Steve Coleman & Five Elements au Rocher de Palmer – Le 10 octobre 2024

Steve Coleman, saxophone alto
Jonathan Finlayson, trompette
Rich Brown, basse
Sean Rickman, batterie

L’entrée en matière passe par un conciliabule très épuré entre le sax et la trompette pour pénétrer davantage dans les sons, quelques notes frémissantes et la rythmique tout naturellement pourrait-on dire. La guitare prend le relais quand la batterie bat tranquillement le tempo. On bouge imperceptiblement la tête, mais c’est là, les arpèges de Steve Coleman semble vouloir nous faire entrer dans un plaidoyer pour le jazz, guitare basse et batterie nous enfonçant dans le groove… Alors, trompette et sax creusent, scrutent le chorus, pulsion du côté des cordes de Rich Brown et de la caisse claire de Sean Rickman comme si la musique était un vortex, trompette et sax à la recherche du moindre, d’une harmonie sobre, du frémissement du jazz et pourtant déjà de sa structure, de sa construction. Ils finissent en pointillé pour s’éloigner, laissant la respiration -tout de même haletante- du jazz se faire… Retour au rythme et aux notes répétitives, seule la trompette chatouille le morceau. A-t-elle excité la batterie qui se lance soudain dans une frénésie fluide. Steve Coleman laisse librement libre cours à sa fantaisie. On est constamment dans le pulsionnel à l’intérieur même du jazz. Malgré un tempo maintenant vif, ils jouent tous quatre sur la pointe des notes, comme des esquisses dont le trait sûr donne l’essentiel de ce qu’il y a à exprimer. Les changements de tempo sont remarquables, précis et délicats. Le train s’enfonce dans la musique à vitesse d’enfer, et votre cœur n’a que le choix de suivre en réalité absolument consentant. C’est un encéphalogramme vivant d’émotion intense.

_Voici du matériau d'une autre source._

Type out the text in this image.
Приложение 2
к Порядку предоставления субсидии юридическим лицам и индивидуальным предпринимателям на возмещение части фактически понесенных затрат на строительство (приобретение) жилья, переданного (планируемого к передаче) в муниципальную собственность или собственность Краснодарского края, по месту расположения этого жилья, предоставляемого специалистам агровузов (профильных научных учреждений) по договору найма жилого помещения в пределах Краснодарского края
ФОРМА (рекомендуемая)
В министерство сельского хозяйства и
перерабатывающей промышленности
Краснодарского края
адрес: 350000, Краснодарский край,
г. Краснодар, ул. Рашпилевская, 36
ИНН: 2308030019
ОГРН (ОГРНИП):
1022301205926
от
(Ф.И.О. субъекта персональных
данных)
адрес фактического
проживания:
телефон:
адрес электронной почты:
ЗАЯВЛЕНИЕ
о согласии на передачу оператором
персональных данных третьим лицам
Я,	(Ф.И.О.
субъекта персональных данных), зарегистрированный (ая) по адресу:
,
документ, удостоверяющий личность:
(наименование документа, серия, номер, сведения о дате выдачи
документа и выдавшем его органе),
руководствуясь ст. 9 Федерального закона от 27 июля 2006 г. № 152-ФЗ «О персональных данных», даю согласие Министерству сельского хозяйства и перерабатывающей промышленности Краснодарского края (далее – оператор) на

Steve Coleman commence par un chorus volubile où la mélodie semble s’élaborer par surenchère, notes désirant se surprendre elles-mêmes pour s’approcher davantage d’une expression fureteuse, désireuse d’une arabesque plus large, plus douce. La trompette de Jonathan Finlayson s’en dégage pour accompagner Steve Coleman mais aussi s’élever majestueuse… Les ruptures de sons appellent soudain une batterie devenue spartiate, support à la trompette ponctueuse, encore un tracé à petites touches. On pense à une sauce dont les ingrédients patiemment choisis prennent corps et composent son onctuosité. La basse de Rich Brown est un compteur intarissable garant de la vélocité de la batterie lumineuse de Sean Rickman. Le batteur ne tape pas si fort alors que se dégage de sa batterie la précision millimétrée de tempos. C’est en fait une musique extrêmement stylisée et grouillante à la fois.

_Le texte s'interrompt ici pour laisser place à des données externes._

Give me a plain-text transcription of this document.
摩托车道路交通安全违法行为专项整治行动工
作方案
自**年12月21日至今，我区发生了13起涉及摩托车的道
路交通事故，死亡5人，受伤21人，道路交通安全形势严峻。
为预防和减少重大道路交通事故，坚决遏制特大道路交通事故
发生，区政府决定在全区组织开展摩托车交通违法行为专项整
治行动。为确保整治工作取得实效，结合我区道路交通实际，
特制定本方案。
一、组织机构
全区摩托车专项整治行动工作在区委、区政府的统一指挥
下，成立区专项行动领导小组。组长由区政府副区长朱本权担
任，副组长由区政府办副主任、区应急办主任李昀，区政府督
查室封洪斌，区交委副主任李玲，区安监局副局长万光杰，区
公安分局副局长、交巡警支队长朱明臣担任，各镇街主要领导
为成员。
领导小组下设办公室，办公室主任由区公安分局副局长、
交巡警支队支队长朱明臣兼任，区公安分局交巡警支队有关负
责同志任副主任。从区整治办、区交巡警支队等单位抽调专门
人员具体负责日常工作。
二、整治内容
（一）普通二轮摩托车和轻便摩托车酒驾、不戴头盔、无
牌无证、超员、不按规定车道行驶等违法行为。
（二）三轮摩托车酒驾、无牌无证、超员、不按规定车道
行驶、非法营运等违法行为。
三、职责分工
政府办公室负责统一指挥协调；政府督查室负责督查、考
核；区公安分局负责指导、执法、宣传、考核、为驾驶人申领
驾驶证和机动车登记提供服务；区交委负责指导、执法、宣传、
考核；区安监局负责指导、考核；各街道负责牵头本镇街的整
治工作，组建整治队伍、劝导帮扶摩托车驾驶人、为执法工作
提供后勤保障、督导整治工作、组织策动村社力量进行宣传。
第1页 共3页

Le son du sax frôle les parois de l’instrument « boisé », et lui alternent des accents presque tendres, parfois délicatement doublés par la basse complice pour s’échapper ensuite. La trompette tonitruante de Jonathan Finlayson au contraire s’affirme ainsi. Le swing se balance… occasion pour Steve Coleman d’entraîner son sax dans les volutes bleues. Quand Steve libère son sax, il revient régulièrement à sa décomposition, défaire pour repartir, pour trouver une autre voie de liberté…

Par instants, le quartet installe une transe, nous la rappelle, pour maintenir une musique hypnotique, basse obsédante, gardienne des échappées des deux cuivres. Le saxophoniste s’enroule même autour, liane infinie, aux racines investigatrices. Les passages en boucle ensorcellent nos oreilles.

Steve Coleman aime les commencements à sons ânonnés, juste, semble-t-il, pour appeler la batterie désirante ; celle-ci propose des tempos invraisemblables, la basse maintient l’édifice, sax et trompette peuvent converser, se rassembler, imposer leurs différences, tour à tour seules, pulsions ou logorrhées, l’intention étant que la musique soit rythme.

Peut-être que vous êtes dans un bain de bulles bouillantes. Le mieux, c’est de se laisser porter. Buvez même la tasse. Il faut être à l’intérieur. C’est fait pour ça. A l’intérieur, ça danse, ça fourmille, ça s’agite et ça concentre aussi.

Et quand Steve et la trompette de Jonathan chantent, ce sont des scats atténués, comme un bavardage à peine slamé, un nouvel instrument en quelque sorte.